To account for this, force the merge at query time by adding FINAL
to the query. For example, SELECT * FROM ddb_ds FINAL
. Adding FINAL
also filters out the rows where _is_deleted = 1
.
Override sort and partition keys¶
The DynamoDB Connector automatically sets values for the Sorting Key and the Partition Key properties based on the source DynamoDB table. You might want to override the default values to fit your needs.
To override Sorting and Partition key values, open your .datasource file and edit the values for ENGINE_PARTITION_KEY
and ENGINE_SORTING_KEY
. For the Sorting key, you must append the additional columns and leave pk
and sk
in place.
For example:
ENGINE "ReplacingMergeTree" ENGINE_PARTITION_KEY "toYYYYMM(toDateTime64(_timestamp, 3))" ENGINE_SORTING_KEY "pk, sk, <additional_column>" ENGINE_VER "_timestamp"

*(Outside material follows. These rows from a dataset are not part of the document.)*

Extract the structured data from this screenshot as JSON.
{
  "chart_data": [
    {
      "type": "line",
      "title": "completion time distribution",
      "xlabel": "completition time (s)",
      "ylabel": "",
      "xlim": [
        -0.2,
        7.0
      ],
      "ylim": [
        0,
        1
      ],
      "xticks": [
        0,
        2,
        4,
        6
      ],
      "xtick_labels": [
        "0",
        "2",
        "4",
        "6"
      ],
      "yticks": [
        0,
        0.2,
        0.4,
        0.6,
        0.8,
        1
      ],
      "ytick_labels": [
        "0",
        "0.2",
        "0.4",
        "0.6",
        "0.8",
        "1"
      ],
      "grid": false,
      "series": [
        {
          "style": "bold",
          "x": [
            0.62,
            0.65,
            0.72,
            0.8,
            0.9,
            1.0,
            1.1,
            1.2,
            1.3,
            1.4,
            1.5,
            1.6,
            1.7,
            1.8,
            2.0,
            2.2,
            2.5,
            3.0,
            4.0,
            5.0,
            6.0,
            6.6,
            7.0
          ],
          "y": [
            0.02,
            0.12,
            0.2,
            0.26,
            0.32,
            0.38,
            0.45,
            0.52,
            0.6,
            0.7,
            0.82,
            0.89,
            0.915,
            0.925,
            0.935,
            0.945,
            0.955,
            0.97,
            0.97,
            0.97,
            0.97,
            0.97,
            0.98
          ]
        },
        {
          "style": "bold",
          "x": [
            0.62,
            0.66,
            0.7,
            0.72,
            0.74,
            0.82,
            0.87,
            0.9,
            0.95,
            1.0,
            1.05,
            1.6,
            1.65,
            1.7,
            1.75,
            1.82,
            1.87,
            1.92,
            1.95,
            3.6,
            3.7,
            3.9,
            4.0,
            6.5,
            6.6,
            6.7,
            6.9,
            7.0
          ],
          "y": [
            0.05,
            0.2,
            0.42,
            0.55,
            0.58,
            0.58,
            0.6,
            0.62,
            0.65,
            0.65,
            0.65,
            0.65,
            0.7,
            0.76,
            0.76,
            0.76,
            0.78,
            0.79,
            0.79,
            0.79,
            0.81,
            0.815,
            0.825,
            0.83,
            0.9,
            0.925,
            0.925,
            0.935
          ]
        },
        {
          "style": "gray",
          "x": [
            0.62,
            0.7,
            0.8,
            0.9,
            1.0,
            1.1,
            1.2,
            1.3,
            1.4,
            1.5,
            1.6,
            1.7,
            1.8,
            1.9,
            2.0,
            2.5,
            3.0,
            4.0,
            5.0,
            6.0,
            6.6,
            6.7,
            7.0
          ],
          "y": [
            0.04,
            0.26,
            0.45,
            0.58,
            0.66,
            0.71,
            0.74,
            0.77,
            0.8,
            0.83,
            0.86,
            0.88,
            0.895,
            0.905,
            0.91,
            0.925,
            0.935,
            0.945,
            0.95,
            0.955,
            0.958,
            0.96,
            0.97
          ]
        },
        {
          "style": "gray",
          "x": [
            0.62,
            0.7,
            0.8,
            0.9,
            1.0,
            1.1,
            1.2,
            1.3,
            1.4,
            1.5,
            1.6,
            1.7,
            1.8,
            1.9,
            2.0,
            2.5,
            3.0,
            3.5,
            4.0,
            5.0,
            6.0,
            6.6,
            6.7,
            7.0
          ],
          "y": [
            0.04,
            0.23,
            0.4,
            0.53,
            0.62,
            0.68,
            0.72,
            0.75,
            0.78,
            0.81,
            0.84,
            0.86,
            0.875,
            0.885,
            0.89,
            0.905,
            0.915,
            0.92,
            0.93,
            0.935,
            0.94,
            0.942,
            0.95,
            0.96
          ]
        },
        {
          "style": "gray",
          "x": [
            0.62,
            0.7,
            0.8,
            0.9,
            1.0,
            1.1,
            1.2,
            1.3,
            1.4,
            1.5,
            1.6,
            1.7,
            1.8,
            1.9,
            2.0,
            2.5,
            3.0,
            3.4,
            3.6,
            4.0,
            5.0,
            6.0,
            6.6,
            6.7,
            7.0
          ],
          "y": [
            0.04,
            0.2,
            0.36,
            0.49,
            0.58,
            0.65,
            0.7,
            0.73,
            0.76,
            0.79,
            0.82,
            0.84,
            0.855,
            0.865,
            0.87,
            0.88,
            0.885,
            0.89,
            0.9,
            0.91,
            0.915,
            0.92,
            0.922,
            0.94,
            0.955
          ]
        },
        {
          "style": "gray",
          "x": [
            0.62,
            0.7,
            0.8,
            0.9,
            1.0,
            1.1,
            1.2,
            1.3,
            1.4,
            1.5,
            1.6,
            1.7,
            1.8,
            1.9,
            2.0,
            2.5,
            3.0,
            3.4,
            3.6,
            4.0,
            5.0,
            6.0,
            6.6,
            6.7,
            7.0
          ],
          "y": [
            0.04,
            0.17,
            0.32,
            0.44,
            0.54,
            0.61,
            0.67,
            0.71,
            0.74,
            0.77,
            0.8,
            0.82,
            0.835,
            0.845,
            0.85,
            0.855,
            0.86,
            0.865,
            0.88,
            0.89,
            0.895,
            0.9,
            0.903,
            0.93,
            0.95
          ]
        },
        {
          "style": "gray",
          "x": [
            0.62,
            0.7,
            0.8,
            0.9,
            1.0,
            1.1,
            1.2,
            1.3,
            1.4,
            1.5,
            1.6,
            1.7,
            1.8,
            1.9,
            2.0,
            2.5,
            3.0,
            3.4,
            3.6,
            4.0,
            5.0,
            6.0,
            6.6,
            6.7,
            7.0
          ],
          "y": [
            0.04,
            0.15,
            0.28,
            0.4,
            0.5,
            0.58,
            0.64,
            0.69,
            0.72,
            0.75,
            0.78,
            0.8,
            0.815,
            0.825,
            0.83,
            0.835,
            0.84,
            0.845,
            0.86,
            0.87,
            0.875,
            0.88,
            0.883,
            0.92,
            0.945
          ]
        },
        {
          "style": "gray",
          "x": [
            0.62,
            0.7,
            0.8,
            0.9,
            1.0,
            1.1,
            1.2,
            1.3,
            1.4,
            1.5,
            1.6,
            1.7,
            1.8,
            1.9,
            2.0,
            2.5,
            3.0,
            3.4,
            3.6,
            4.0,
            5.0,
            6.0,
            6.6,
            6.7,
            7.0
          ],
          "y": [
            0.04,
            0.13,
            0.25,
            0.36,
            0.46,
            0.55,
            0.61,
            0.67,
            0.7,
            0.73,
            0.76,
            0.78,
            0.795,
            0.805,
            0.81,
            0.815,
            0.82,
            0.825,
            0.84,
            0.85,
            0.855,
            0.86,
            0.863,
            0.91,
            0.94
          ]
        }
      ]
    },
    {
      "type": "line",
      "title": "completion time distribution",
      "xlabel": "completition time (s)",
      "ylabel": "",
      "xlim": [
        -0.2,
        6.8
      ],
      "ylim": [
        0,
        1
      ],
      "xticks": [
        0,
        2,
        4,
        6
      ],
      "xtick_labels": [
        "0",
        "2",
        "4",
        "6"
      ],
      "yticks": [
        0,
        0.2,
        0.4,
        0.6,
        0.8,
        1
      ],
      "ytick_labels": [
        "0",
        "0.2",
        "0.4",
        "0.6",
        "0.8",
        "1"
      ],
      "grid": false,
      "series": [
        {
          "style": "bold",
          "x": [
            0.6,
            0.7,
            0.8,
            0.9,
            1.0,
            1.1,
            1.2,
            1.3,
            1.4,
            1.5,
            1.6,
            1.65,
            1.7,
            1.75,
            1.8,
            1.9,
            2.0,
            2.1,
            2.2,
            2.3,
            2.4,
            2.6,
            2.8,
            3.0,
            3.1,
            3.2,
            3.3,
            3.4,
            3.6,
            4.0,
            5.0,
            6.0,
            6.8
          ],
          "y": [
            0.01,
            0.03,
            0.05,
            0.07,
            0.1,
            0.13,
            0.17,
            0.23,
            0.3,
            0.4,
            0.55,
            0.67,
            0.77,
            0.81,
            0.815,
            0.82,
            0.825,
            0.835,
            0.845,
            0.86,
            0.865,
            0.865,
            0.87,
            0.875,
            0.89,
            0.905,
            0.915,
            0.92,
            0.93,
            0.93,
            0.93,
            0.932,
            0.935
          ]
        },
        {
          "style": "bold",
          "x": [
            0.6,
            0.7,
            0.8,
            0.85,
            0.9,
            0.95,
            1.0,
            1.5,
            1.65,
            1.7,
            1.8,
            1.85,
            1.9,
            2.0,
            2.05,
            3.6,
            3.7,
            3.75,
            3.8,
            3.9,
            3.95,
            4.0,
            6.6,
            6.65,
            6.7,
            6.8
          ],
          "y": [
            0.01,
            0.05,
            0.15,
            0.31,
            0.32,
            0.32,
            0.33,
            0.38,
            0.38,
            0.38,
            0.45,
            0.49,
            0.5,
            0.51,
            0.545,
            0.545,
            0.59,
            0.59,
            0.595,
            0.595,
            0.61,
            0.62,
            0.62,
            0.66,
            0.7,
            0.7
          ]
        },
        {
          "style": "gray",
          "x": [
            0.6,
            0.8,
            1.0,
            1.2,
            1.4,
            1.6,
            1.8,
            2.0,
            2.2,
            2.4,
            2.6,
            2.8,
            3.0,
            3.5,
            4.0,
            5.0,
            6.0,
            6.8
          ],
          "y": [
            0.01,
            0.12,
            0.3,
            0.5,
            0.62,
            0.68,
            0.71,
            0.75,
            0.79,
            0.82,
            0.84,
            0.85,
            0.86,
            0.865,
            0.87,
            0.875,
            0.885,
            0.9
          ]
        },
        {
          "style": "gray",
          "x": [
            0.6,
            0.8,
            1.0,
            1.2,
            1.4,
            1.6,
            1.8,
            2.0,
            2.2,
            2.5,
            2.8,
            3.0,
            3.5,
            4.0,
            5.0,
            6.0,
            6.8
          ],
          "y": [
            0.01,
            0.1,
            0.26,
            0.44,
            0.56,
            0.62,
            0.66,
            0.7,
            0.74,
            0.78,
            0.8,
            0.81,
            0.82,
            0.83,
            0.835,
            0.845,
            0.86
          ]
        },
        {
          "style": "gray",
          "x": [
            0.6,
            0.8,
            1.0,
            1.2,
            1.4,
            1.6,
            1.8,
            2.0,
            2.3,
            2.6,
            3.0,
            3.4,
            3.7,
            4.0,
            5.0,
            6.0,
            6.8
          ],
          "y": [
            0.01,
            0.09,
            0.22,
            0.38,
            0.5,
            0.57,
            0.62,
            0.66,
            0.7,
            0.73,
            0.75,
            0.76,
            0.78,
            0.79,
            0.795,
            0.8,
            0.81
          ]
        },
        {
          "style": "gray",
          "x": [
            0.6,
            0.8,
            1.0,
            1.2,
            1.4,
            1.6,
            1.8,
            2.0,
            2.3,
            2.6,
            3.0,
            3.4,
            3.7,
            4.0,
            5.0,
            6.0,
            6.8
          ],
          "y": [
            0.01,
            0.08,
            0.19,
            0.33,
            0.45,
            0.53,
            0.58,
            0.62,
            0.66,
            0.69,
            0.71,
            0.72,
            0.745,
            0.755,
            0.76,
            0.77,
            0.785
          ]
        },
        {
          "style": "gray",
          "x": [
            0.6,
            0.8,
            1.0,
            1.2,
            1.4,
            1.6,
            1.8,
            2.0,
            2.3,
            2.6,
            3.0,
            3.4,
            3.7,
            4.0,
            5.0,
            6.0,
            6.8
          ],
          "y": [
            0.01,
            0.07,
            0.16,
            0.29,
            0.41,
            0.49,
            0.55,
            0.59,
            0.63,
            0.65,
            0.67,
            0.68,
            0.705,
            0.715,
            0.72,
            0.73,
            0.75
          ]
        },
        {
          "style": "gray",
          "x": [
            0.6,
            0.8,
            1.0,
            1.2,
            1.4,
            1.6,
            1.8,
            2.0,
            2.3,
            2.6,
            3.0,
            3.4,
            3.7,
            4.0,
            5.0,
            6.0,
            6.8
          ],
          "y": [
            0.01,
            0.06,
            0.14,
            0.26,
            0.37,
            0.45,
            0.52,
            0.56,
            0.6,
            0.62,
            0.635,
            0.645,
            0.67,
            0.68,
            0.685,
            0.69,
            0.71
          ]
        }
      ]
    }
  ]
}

Sorting key is used for deduplication of data. When adding columns to ENGINE_SORTING_KEY
, make sure they contain the same value across record changes.
You can then push the new .datasource configuration using tb push
:
tb push updated-ddb.datasource
Don't edit the values for ENGINE
or ENGINE_VER
. The DynamoDB Connector requires the ReplacingMergeTree engine and a version based on the timestamp.